Description of problem: We have systems where a file system (NFS) is unaccessible sometimes. Also there are file systems wher root has no access and will not have ever. In the later case we get just a "Permission denied" which is not nice but ok. In the first case yum will block forever. How reproducible: - Mount a NFS filesystem from a remote server - Switch off the remote server (or make it unavailable per iptables or other) - Try to install/remove packages with yum Actual results: It blocks Expected results: No block
What could it do? What other programs don't fail in this way?

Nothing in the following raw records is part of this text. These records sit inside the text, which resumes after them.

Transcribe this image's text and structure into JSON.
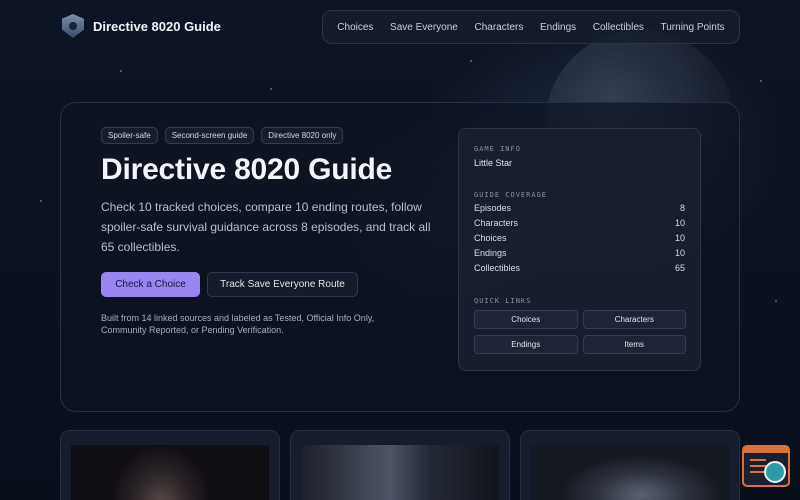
{
  "site": {
    "title": "Directive 8020 Guide"
  },
  "nav": [
    "Choices",
    "Save Everyone",
    "Characters",
    "Endings",
    "Collectibles",
    "Turning Points"
  ],
  "hero": {
    "tags": [
      "Spoiler-safe",
      "Second-screen guide",
      "Directive 8020 only"
    ],
    "title": "Directive 8020 Guide",
    "description": "Check 10 tracked choices, compare 10 ending routes, follow spoiler-safe survival guidance across 8 episodes, and track all 65 collectibles.",
    "primary_button": "Check a Choice",
    "secondary_button": "Track Save Everyone Route",
    "note": "Built from 14 linked sources and labeled as Tested, Official Info Only, Community Reported, or Pending Verification."
  },
  "info": {
    "game_info_label": "GAME INFO",
    "game_info_value": "Little Star",
    "coverage_label": "GUIDE COVERAGE",
    "coverage": [
      {
        "label": "Episodes",
        "value": "8"
      },
      {
        "label": "Characters",
        "value": "10"
      },
      {
        "label": "Choices",
        "value": "10"
      },
      {
        "label": "Endings",
        "value": "10"
      },
      {
        "label": "Collectibles",
        "value": "65"
      }
    ],
    "quick_links_label": "QUICK LINKS",
    "quick_links": [
      "Choices",
      "Characters",
      "Endings",
      "Items"
    ]
  },
  "colors": {
    "accent": "#9a86f3",
    "widget": "#d9733a"
  },
  "icons": {
    "logo": "shield-emblem-icon",
    "widget": "search-list-icon"
  }
}
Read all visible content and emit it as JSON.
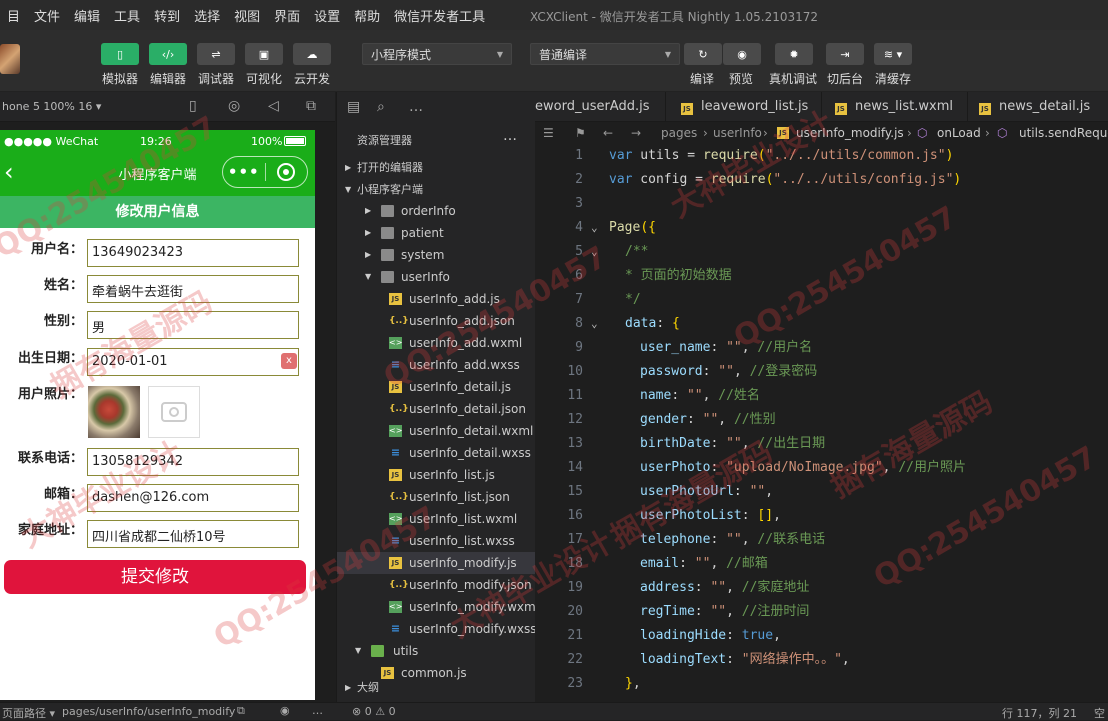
{
  "menubar": {
    "items": [
      "目",
      "文件",
      "编辑",
      "工具",
      "转到",
      "选择",
      "视图",
      "界面",
      "设置",
      "帮助",
      "微信开发者工具"
    ],
    "window_title": "XCXClient - 微信开发者工具 Nightly 1.05.2103172"
  },
  "toolbar": {
    "buttons": [
      {
        "label": "模拟器",
        "icon": "phone-icon"
      },
      {
        "label": "编辑器",
        "icon": "code-icon"
      },
      {
        "label": "调试器",
        "icon": "sliders-icon"
      },
      {
        "label": "可视化",
        "icon": "layout-icon"
      },
      {
        "label": "云开发",
        "icon": "cloud-icon"
      }
    ],
    "mode_select": "小程序模式",
    "compile_select": "普通编译",
    "actions": [
      {
        "label": "编译",
        "icon": "refresh-icon"
      },
      {
        "label": "预览",
        "icon": "eye-icon"
      },
      {
        "label": "真机调试",
        "icon": "bug-icon"
      },
      {
        "label": "切后台",
        "icon": "switch-icon"
      },
      {
        "label": "清缓存",
        "icon": "layers-icon"
      }
    ]
  },
  "simulator": {
    "device_label": "hone 5 100% 16 ▾",
    "statusbar": {
      "carrier": "●●●●● WeChat",
      "time": "19:26",
      "battery": "100%"
    },
    "nav_title": "小程序客户端",
    "form_title": "修改用户信息",
    "fields": [
      {
        "label": "用户名：",
        "value": "13649023423"
      },
      {
        "label": "姓名：",
        "value": "牵着蜗牛去逛街"
      },
      {
        "label": "性别：",
        "value": "男"
      },
      {
        "label": "出生日期：",
        "value": "2020-01-01",
        "clear": "x"
      },
      {
        "label": "用户照片：",
        "value": ""
      },
      {
        "label": "联系电话：",
        "value": "13058129342"
      },
      {
        "label": "邮箱：",
        "value": "dashen@126.com"
      },
      {
        "label": "家庭地址：",
        "value": "四川省成都二仙桥10号"
      }
    ],
    "submit_label": "提交修改"
  },
  "footer": {
    "path_label": "页面路径 ▾",
    "path_value": "pages/userInfo/userInfo_modify",
    "problems": "⊗ 0 ⚠ 0",
    "cursor": "行 117，列 21",
    "right": "空"
  },
  "explorer": {
    "title": "资源管理器",
    "open_editors": "打开的编辑器",
    "project": "小程序客户端",
    "outline": "大纲",
    "tree": [
      {
        "name": "orderInfo",
        "type": "folder"
      },
      {
        "name": "patient",
        "type": "folder"
      },
      {
        "name": "system",
        "type": "folder"
      },
      {
        "name": "userInfo",
        "type": "folder-open"
      },
      {
        "name": "userInfo_add.js",
        "type": "js"
      },
      {
        "name": "userInfo_add.json",
        "type": "json"
      },
      {
        "name": "userInfo_add.wxml",
        "type": "wxml"
      },
      {
        "name": "userInfo_add.wxss",
        "type": "wxss"
      },
      {
        "name": "userInfo_detail.js",
        "type": "js"
      },
      {
        "name": "userInfo_detail.json",
        "type": "json"
      },
      {
        "name": "userInfo_detail.wxml",
        "type": "wxml"
      },
      {
        "name": "userInfo_detail.wxss",
        "type": "wxss"
      },
      {
        "name": "userInfo_list.js",
        "type": "js"
      },
      {
        "name": "userInfo_list.json",
        "type": "json"
      },
      {
        "name": "userInfo_list.wxml",
        "type": "wxml"
      },
      {
        "name": "userInfo_list.wxss",
        "type": "wxss"
      },
      {
        "name": "userInfo_modify.js",
        "type": "js",
        "selected": true
      },
      {
        "name": "userInfo_modify.json",
        "type": "json"
      },
      {
        "name": "userInfo_modify.wxml",
        "type": "wxml"
      },
      {
        "name": "userInfo_modify.wxss",
        "type": "wxss"
      },
      {
        "name": "utils",
        "type": "folder-green"
      },
      {
        "name": "common.js",
        "type": "js"
      }
    ]
  },
  "editor": {
    "tabs": [
      "eword_userAdd.js",
      "leaveword_list.js",
      "news_list.wxml",
      "news_detail.js"
    ],
    "breadcrumb": [
      "pages",
      "userInfo",
      "userInfo_modify.js",
      "onLoad",
      "utils.sendReque"
    ],
    "lines": [
      {
        "n": "1",
        "t": "var utils = require(\"../../utils/common.js\")"
      },
      {
        "n": "2",
        "t": "var config = require(\"../../utils/config.js\")"
      },
      {
        "n": "3",
        "t": ""
      },
      {
        "n": "4",
        "t": "Page({"
      },
      {
        "n": "5",
        "t": "/**"
      },
      {
        "n": "6",
        "t": " * 页面的初始数据"
      },
      {
        "n": "7",
        "t": " */"
      },
      {
        "n": "8",
        "t": "data: {"
      },
      {
        "n": "9",
        "t": "user_name: \"\", //用户名"
      },
      {
        "n": "10",
        "t": "password: \"\", //登录密码"
      },
      {
        "n": "11",
        "t": "name: \"\", //姓名"
      },
      {
        "n": "12",
        "t": "gender: \"\", //性别"
      },
      {
        "n": "13",
        "t": "birthDate: \"\", //出生日期"
      },
      {
        "n": "14",
        "t": "userPhoto: \"upload/NoImage.jpg\", //用户照片"
      },
      {
        "n": "15",
        "t": "userPhotoUrl: \"\","
      },
      {
        "n": "16",
        "t": "userPhotoList: [],"
      },
      {
        "n": "17",
        "t": "telephone: \"\", //联系电话"
      },
      {
        "n": "18",
        "t": "email: \"\", //邮箱"
      },
      {
        "n": "19",
        "t": "address: \"\", //家庭地址"
      },
      {
        "n": "20",
        "t": "regTime: \"\", //注册时间"
      },
      {
        "n": "21",
        "t": "loadingHide: true,"
      },
      {
        "n": "22",
        "t": "loadingText: \"网络操作中。。\","
      },
      {
        "n": "23",
        "t": "},"
      }
    ]
  },
  "watermarks": [
    "QQ:254540457",
    "捆有海量源码",
    "大神毕业设计"
  ],
  "colors": {
    "wechat_green": "#1aad19",
    "submit_red": "#e0143c",
    "form_head": "#3cb563"
  }
}
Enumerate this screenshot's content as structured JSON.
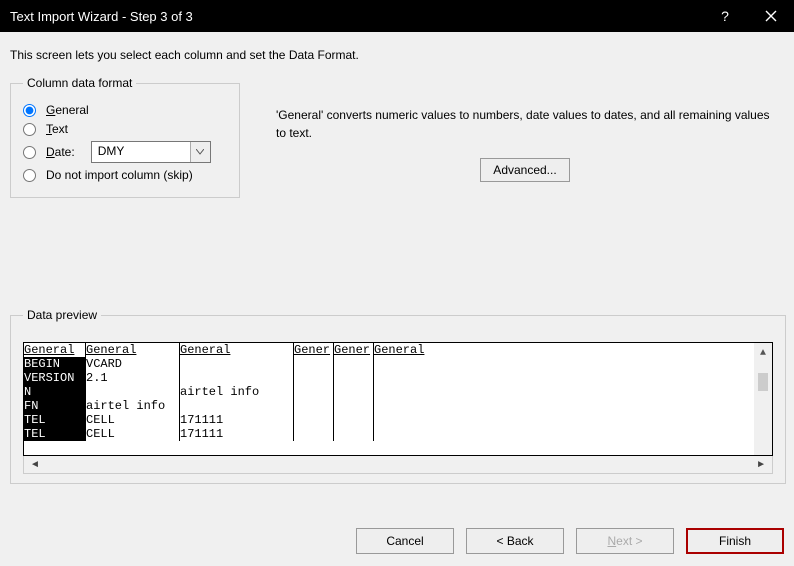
{
  "titlebar": {
    "title": "Text Import Wizard - Step 3 of 3"
  },
  "description": "This screen lets you select each column and set the Data Format.",
  "columnFormat": {
    "legend": "Column data format",
    "options": {
      "general": "General",
      "text": "Text",
      "date": "Date:",
      "skip": "Do not import column (skip)"
    },
    "dateValue": "DMY",
    "selected": "general"
  },
  "hint": "'General' converts numeric values to numbers, date values to dates, and all remaining values to text.",
  "advancedLabel": "Advanced...",
  "preview": {
    "legend": "Data preview",
    "headers": [
      "General",
      "General",
      "General",
      "Gener",
      "Gener",
      "General"
    ],
    "rows": [
      [
        "BEGIN",
        "VCARD",
        "",
        "",
        "",
        ""
      ],
      [
        "VERSION",
        "2.1",
        "",
        "",
        "",
        ""
      ],
      [
        "N",
        "",
        "airtel info",
        "",
        "",
        ""
      ],
      [
        "FN",
        "airtel info",
        "",
        "",
        "",
        ""
      ],
      [
        "TEL",
        "CELL",
        "171111",
        "",
        "",
        ""
      ],
      [
        "TEL",
        "CELL",
        "171111",
        "",
        "",
        ""
      ]
    ]
  },
  "buttons": {
    "cancel": "Cancel",
    "back": "< Back",
    "next": "Next >",
    "finish": "Finish"
  }
}
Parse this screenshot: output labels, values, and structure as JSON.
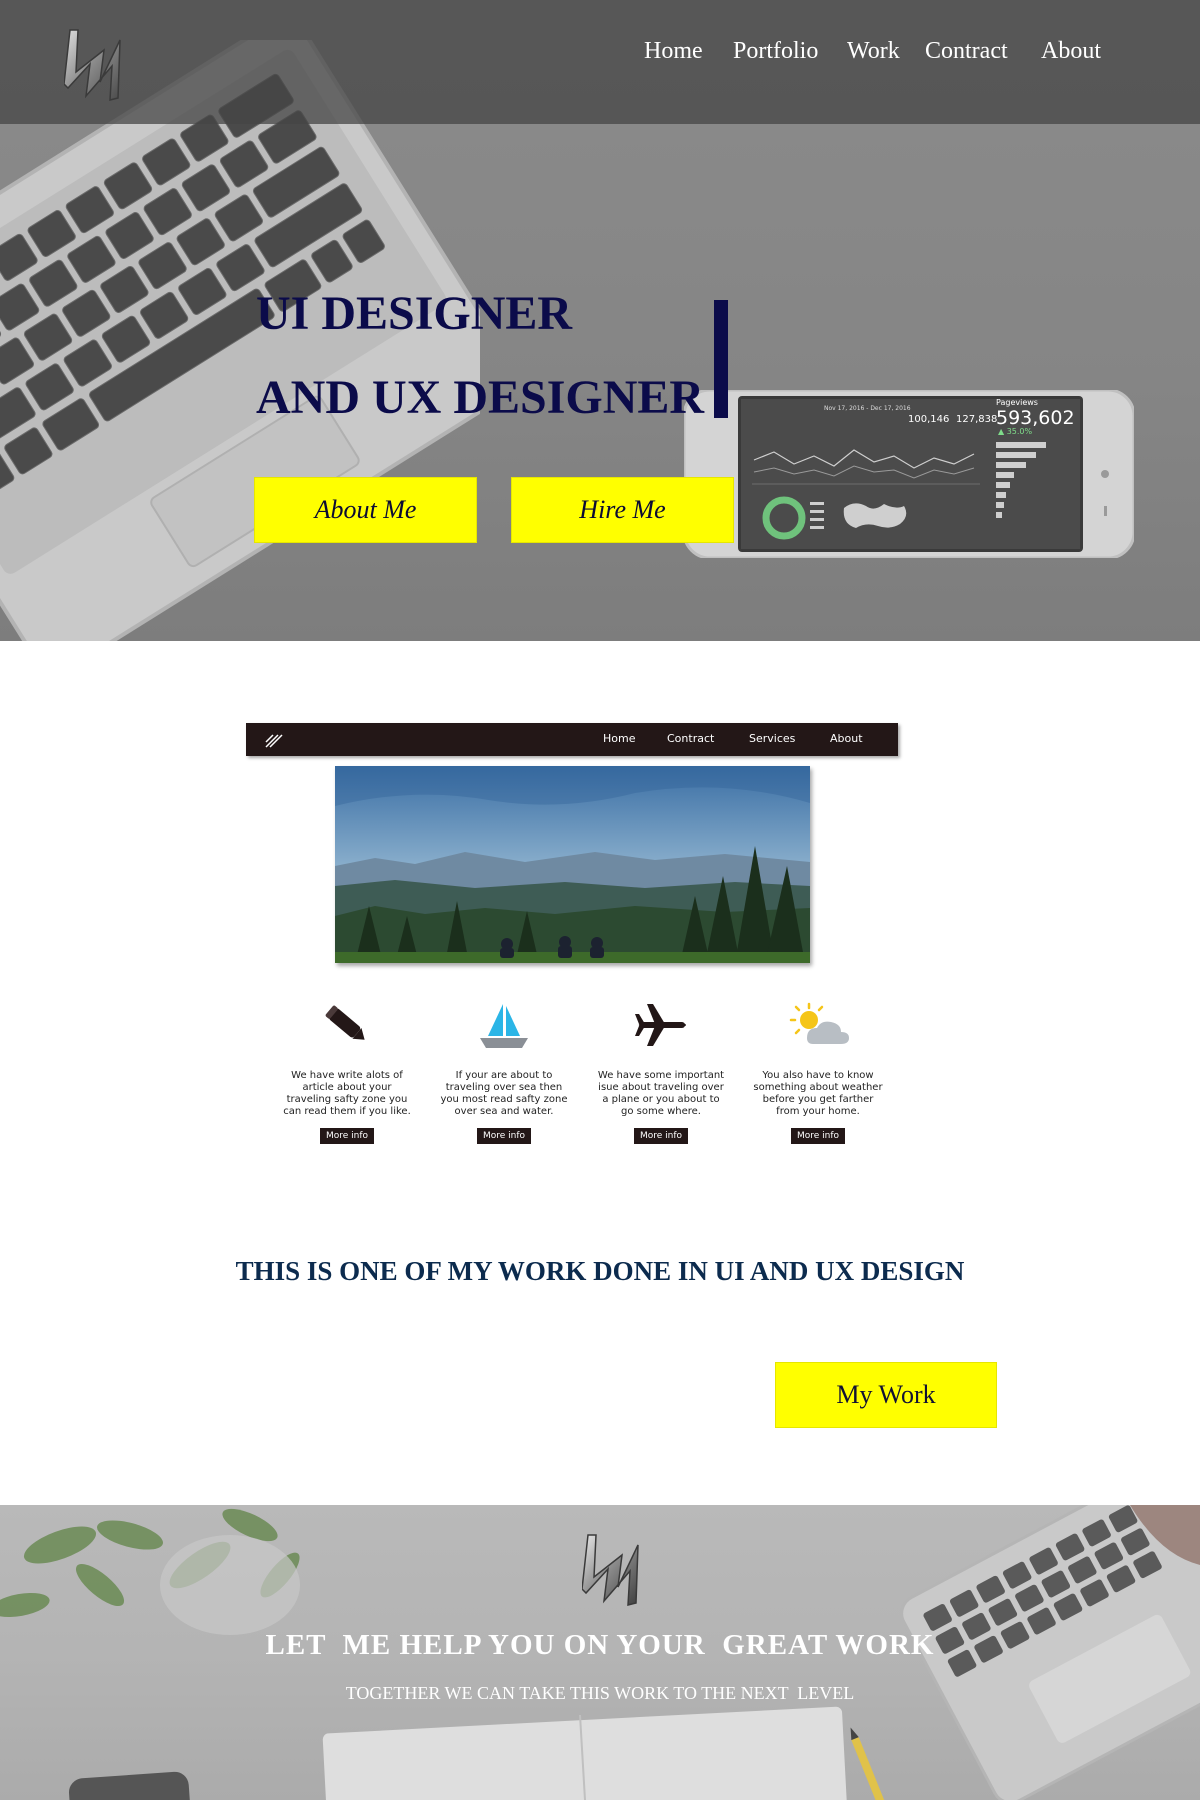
{
  "nav": {
    "items": [
      {
        "label": "Home"
      },
      {
        "label": "Portfolio"
      },
      {
        "label": "Work"
      },
      {
        "label": "Contract"
      },
      {
        "label": "About"
      }
    ]
  },
  "hero": {
    "title_line1": "UI DESIGNER",
    "title_line2": "AND UX DESIGNER",
    "about_button": "About Me",
    "hire_button": "Hire Me",
    "phone_screen": {
      "date_range": "Nov 17, 2016 - Dec 17, 2016",
      "users": "100,146",
      "sessions": "127,838",
      "pageviews_label": "Pageviews",
      "pageviews_value": "593,602",
      "pageviews_change": "▲ 35.0%"
    }
  },
  "mockup": {
    "nav_items": [
      {
        "label": "Home"
      },
      {
        "label": "Contract"
      },
      {
        "label": "Services"
      },
      {
        "label": "About"
      }
    ],
    "features": [
      {
        "icon": "pencil-icon",
        "text": "We have write alots of article about your traveling safty zone you can read them if you like.",
        "button": "More info"
      },
      {
        "icon": "sailboat-icon",
        "text": "If your are about to traveling over sea then you most read safty zone over sea and water.",
        "button": "More info"
      },
      {
        "icon": "airplane-icon",
        "text": "We have some important isue about traveling over a plane or you about to go some where.",
        "button": "More info"
      },
      {
        "icon": "weather-icon",
        "text": "You also have to know something about weather before you get farther from your home.",
        "button": "More info"
      }
    ]
  },
  "work": {
    "caption": "THIS IS ONE OF MY WORK DONE IN UI AND UX DESIGN",
    "button": "My Work"
  },
  "footer": {
    "title": "LET  ME HELP YOU ON YOUR  GREAT WORK",
    "subtitle": "TOGETHER WE CAN TAKE THIS WORK TO THE NEXT  LEVEL"
  },
  "colors": {
    "accent_yellow": "#ffff00",
    "navy": "#0b0b4a",
    "mock_nav_dark": "#231717"
  }
}
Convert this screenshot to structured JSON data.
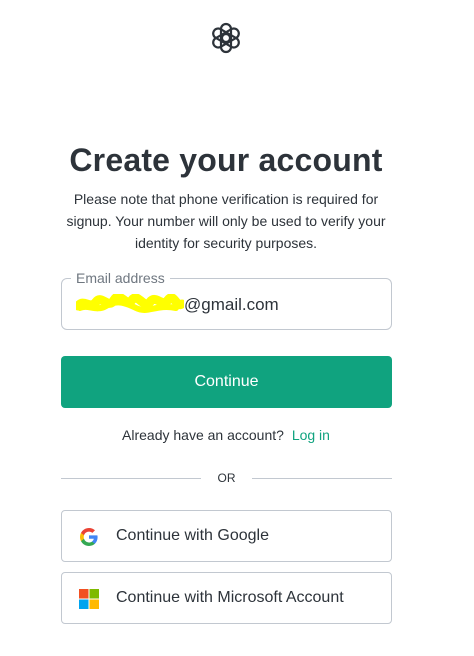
{
  "header": {
    "logo_icon": "openai-logo-icon"
  },
  "form": {
    "title": "Create your account",
    "note": "Please note that phone verification is required for signup. Your number will only be used to verify your identity for security purposes.",
    "email": {
      "label": "Email address",
      "value_suffix": "@gmail.com"
    },
    "continue_label": "Continue",
    "login_prompt": "Already have an account?",
    "login_link": "Log in",
    "divider_text": "OR"
  },
  "social": {
    "google_label": "Continue with Google",
    "microsoft_label": "Continue with Microsoft Account"
  },
  "colors": {
    "accent": "#10a37f",
    "text": "#2d333a",
    "border": "#c2c8d0",
    "redaction": "#ffff00"
  }
}
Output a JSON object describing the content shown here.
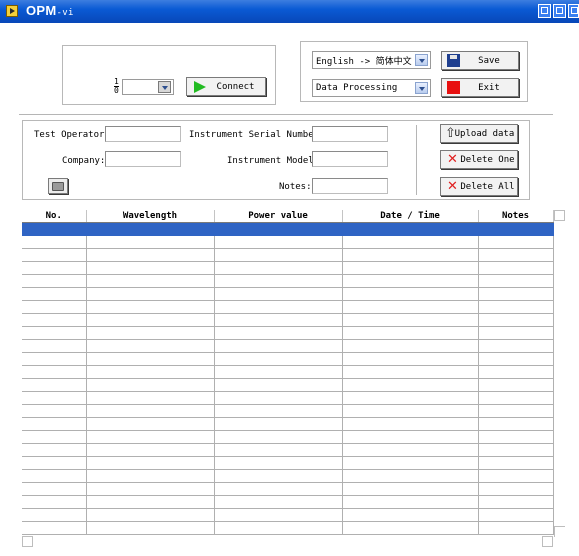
{
  "window": {
    "title": "OPM",
    "title_ext": "-vi"
  },
  "connect_panel": {
    "fraction_label": "1/0",
    "port_value": "",
    "connect_label": "Connect"
  },
  "language": {
    "value": "English -> 简体中文"
  },
  "mode": {
    "value": "Data Processing"
  },
  "save_label": "Save",
  "exit_label": "Exit",
  "info": {
    "test_operator_label": "Test Operator:",
    "test_operator_value": "",
    "company_label": "Company:",
    "company_value": "",
    "serial_label": "Instrument Serial Number:",
    "serial_value": "",
    "model_label": "Instrument Model:",
    "model_value": "",
    "notes_label": "Notes:",
    "notes_value": ""
  },
  "actions": {
    "upload_label": "Upload data",
    "delete_one_label": "Delete One",
    "delete_all_label": "Delete All"
  },
  "table": {
    "columns": [
      "No.",
      "Wavelength",
      "Power value",
      "Date / Time",
      "Notes"
    ],
    "selected_row": 0,
    "row_count": 24
  },
  "colors": {
    "titlebar": "#0a5ad4",
    "selection": "#2f64c4",
    "connect_arrow": "#22bb22",
    "exit_square": "#e81010",
    "delete_x": "#e02020"
  }
}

Ehem, That it clearly a bug. There is no reason why yum should block when the filesystem is not releated to the path where to install. Ok, I did forget to mention that I mean to have the NFS filesystem in (for example) /home/.../... or /net/... or somethink absolutelly unrelated to any path yum is needed to access. To your question: I d not know any other program which fails this way. So this IS a bug. And a grave one too.
So you have a path like: /my/inaccessible/path ...and yum has problems with it? This only when installing/removing packages, yes? Does rpm work? As I seem to recall that rpm stats. mount points when it runs the transaction. So moving there, but it's NaB IMO or maybe a feature request.
Rpm in RHEL 6 only accesses and stat()'s paths actually relevant to the transaction, so it doesn't hang on unrelated things like NFS mounts. It's not backportable to RHEL 5 however due to the API changes involved.